- The Washington Times - Monday, March 27, 2023

Twitter’s valuation has dropped sharply since Elon Musk’s takeover last year, the CEO told employees in an email.

Mr. Musk bought the social media company for $44 billion in October and took it private, only to see its value diminish to about $20 billion, he said in an email that was shared with The New York Times.

Twitter’s new owner told workers that the company was once four months away from running out of cash and that the social media company should be thought of as an inverse start-up as it works to avoid additional financial pain.
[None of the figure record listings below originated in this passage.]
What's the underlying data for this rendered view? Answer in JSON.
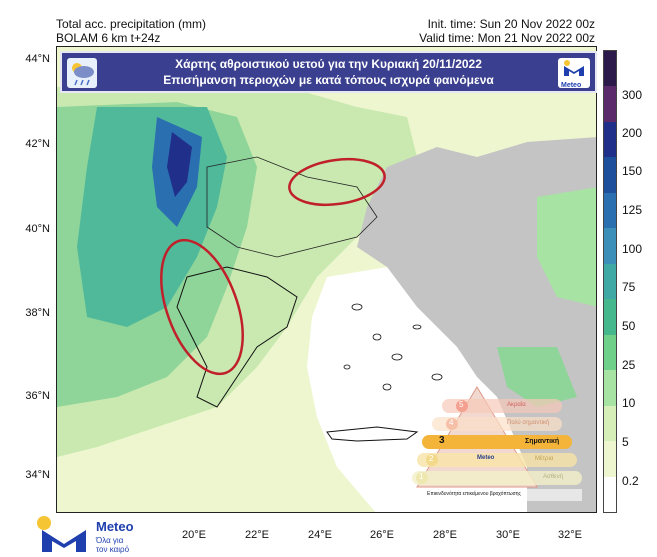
{
  "header": {
    "line1_left": "Total acc. precipitation (mm)",
    "line2_left": "BOLAM 6 km t+24z",
    "line1_right": "Init. time: Sun 20 Nov 2022 00z",
    "line2_right": "Valid time: Mon 21 Nov 2022 00z"
  },
  "banner": {
    "title": "Χάρτης αθροιστικού υετού για την Κυριακή 20/11/2022",
    "subtitle": "Επισήμανση περιοχών με κατά τόπους ισχυρά φαινόμενα",
    "right_logo_text": "Meteo"
  },
  "axes": {
    "lat_ticks": [
      "44°N",
      "42°N",
      "40°N",
      "38°N",
      "36°N",
      "34°N"
    ],
    "lon_ticks": [
      "20°E",
      "22°E",
      "24°E",
      "26°E",
      "28°E",
      "30°E",
      "32°E"
    ]
  },
  "colorbar": {
    "labels": [
      "300",
      "200",
      "150",
      "125",
      "100",
      "75",
      "50",
      "25",
      "10",
      "5",
      "0.2"
    ],
    "colors": [
      "#2b1a4a",
      "#5b2a6b",
      "#1f2f8a",
      "#1d4f9c",
      "#2a6fb0",
      "#3b8fb8",
      "#3ea9a5",
      "#45b98d",
      "#6fd08a",
      "#a7e3a3",
      "#d6efb9",
      "#eef6cf",
      "#ffffff"
    ]
  },
  "warning_scale": {
    "levels": [
      "1",
      "2",
      "3",
      "4",
      "5"
    ],
    "level_labels": [
      "Ακραία",
      "Πολύ σημαντική",
      "Σημαντική",
      "Μέτρια",
      "Ασθενή"
    ],
    "current_level": 3,
    "logo_text": "Meteo",
    "caption": "Επικινδυνότητα επικείμενου βροχόπτωσης"
  },
  "footer_logo": {
    "brand": "Meteo",
    "tagline_1": "Όλα για",
    "tagline_2": "τον καιρό"
  },
  "colors": {
    "sea_land_bg": "#d9efba",
    "turkey_land": "#c4c4c4",
    "banner_bg": "#3a3f8f",
    "highlight_ellipse": "#c0202a"
  }
}
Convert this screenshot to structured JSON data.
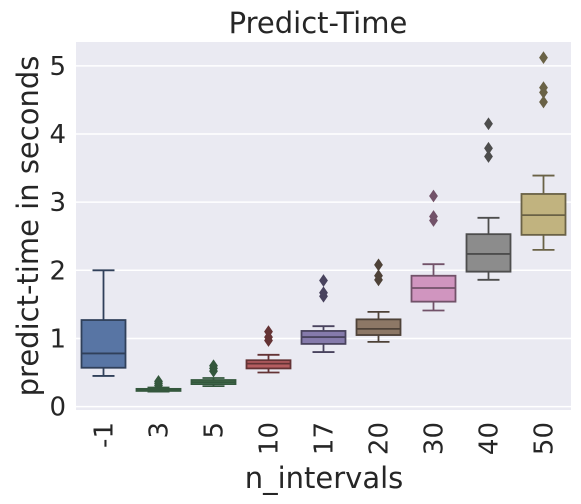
{
  "chart_data": {
    "type": "box",
    "title": "Predict-Time",
    "xlabel": "n_intervals",
    "ylabel": "predict-time in seconds",
    "ylim": [
      -0.05,
      5.35
    ],
    "y_ticks": [
      0,
      1,
      2,
      3,
      4,
      5
    ],
    "grid": true,
    "background": "#eaeaf2",
    "categories": [
      "-1",
      "3",
      "5",
      "10",
      "17",
      "20",
      "30",
      "40",
      "50"
    ],
    "boxes": [
      {
        "category": "-1",
        "whisker_low": 0.45,
        "q1": 0.57,
        "median": 0.78,
        "q3": 1.27,
        "whisker_high": 2.0,
        "outliers": [],
        "color": "#5875a4"
      },
      {
        "category": "3",
        "whisker_low": 0.22,
        "q1": 0.23,
        "median": 0.24,
        "q3": 0.26,
        "whisker_high": 0.28,
        "outliers": [
          0.31,
          0.34,
          0.37
        ],
        "color": "#5f9e6e"
      },
      {
        "category": "5",
        "whisker_low": 0.3,
        "q1": 0.33,
        "median": 0.36,
        "q3": 0.39,
        "whisker_high": 0.42,
        "outliers": [
          0.52,
          0.56,
          0.6
        ],
        "color": "#5f9e6e"
      },
      {
        "category": "10",
        "whisker_low": 0.5,
        "q1": 0.56,
        "median": 0.63,
        "q3": 0.68,
        "whisker_high": 0.76,
        "outliers": [
          0.97,
          1.02,
          1.1
        ],
        "color": "#b55d60"
      },
      {
        "category": "17",
        "whisker_low": 0.8,
        "q1": 0.92,
        "median": 1.02,
        "q3": 1.11,
        "whisker_high": 1.18,
        "outliers": [
          1.62,
          1.67,
          1.85
        ],
        "color": "#857aab"
      },
      {
        "category": "20",
        "whisker_low": 0.95,
        "q1": 1.05,
        "median": 1.14,
        "q3": 1.28,
        "whisker_high": 1.39,
        "outliers": [
          1.86,
          1.92,
          2.08
        ],
        "color": "#8d7866"
      },
      {
        "category": "30",
        "whisker_low": 1.41,
        "q1": 1.54,
        "median": 1.74,
        "q3": 1.92,
        "whisker_high": 2.09,
        "outliers": [
          2.73,
          2.79,
          3.09
        ],
        "color": "#d095bf"
      },
      {
        "category": "40",
        "whisker_low": 1.86,
        "q1": 1.98,
        "median": 2.24,
        "q3": 2.53,
        "whisker_high": 2.77,
        "outliers": [
          3.67,
          3.79,
          4.15
        ],
        "color": "#8c8c8c"
      },
      {
        "category": "50",
        "whisker_low": 2.3,
        "q1": 2.52,
        "median": 2.81,
        "q3": 3.12,
        "whisker_high": 3.39,
        "outliers": [
          4.47,
          4.61,
          4.68,
          5.12
        ],
        "color": "#c1b37f"
      }
    ]
  }
}
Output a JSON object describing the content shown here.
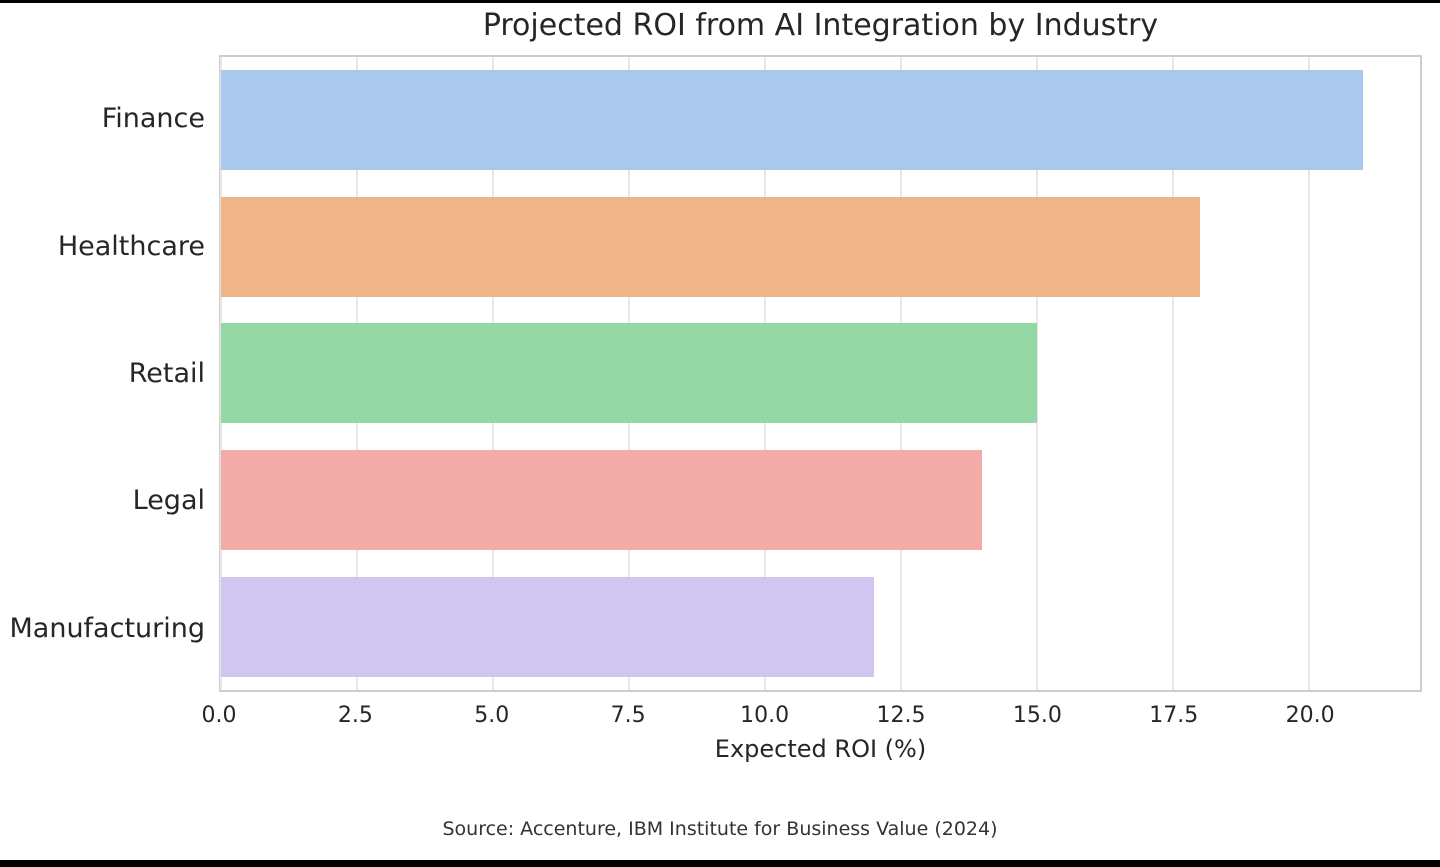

Fast changes took place at Twitter soon after Mr. Musk’s takeover last year, with large cuts to the workforce and advertisers growing skittish amid concerns that modified rules would expose their products to appearing alongside controversial content.

Twitter shed about half of its 7,500 employees in November 2022, according to a tweet from the company’s then-head of safety and integrity Yoel Roth.

Mr. Musk said on Twitter in November 2022 that his company had seen a “massive drop in revenue, due to activist groups pressuring advertisers” despite that he had not yet overhauled the company’s rules.

Despite the financial struggles at Twitter, Mr. Musk’s March 2023 valuation places it ahead of Snap, the parent company of Snapchat, which has a market capitalization estimated to be approximately $18 billion, according to CNBC.

Twitter is not alone in making cuts, as Big Tech companies have imposed layoffs affecting tens of thousands of workers. For example, Amazon has plans to eliminate a total of 27,000 jobs in 2023, while Google said in January it was getting rid of approximately 12,000 workers.

This story is based in part on wire service reports.